The Great Sphinx is located on Giza Plateau, situated on the west bank of the Nile River, near the Egyptian capital city of Cairo. It is near three of the largest ancient pyramids, including the Great Pyramid, which is the size of a mountain.
The Great Sphinx stands taller than a six-story building (about 65 feet) and is longer than an average city block (about 240 feet).
Most archaeologists agree that the Great Sphinx was carved between 2600 and 2400 BCE. Because it was carved out of stone, the monument cannot be carbon dated.

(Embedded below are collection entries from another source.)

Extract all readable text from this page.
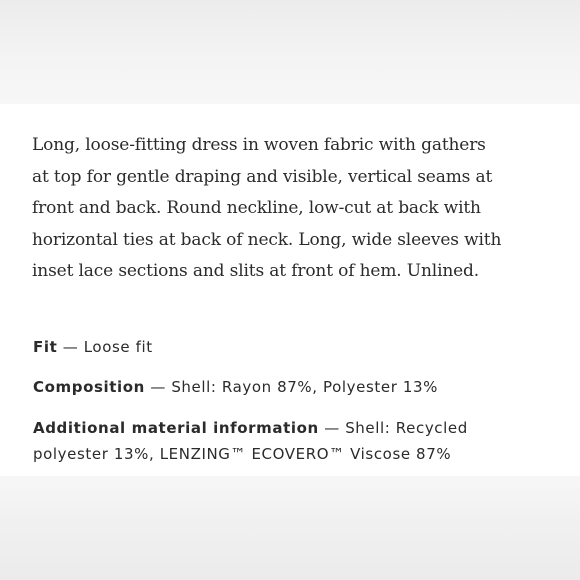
Long, loose-fitting dress in woven fabric with gathers
at top for gentle draping and visible, vertical seams at
front and back. Round neckline, low-cut at back with
horizontal ties at back of neck. Long, wide sleeves with
inset lace sections and slits at front of hem. Unlined.

Fit — Loose fit

Composition — Shell: Rayon 87%, Polyester 13%

Additional material information — Shell: Recycled
polyester 13%, LENZING™ ECOVERO™ Viscose 87%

The Great Sphinx was carved out of limestone rock taken from the same quarry that supplied the great pyramids. It has the head of a man and the body of a lion and is typically interpreted as male. The statue has been gradually weathered away over time by wind and sand, and at one time had a beard that has since fallen away.
The Great Sphinx is typically thought of as a guardian, built to protect the temples of pharaohs in the nearby pyramids. For a long time, people believed that the Great Sphinx and the pyramids were constructed by slaves, but experts now agree that they were built by skilled artists and craftsmen.
One legend of the Great Sphinx states that there are secret underground passages housed underneath the monument. The Egyptian Antiquities Organization actually discovered three tunnels beneath the statue during an excavation: one in the tail, one under the head and one on the north side.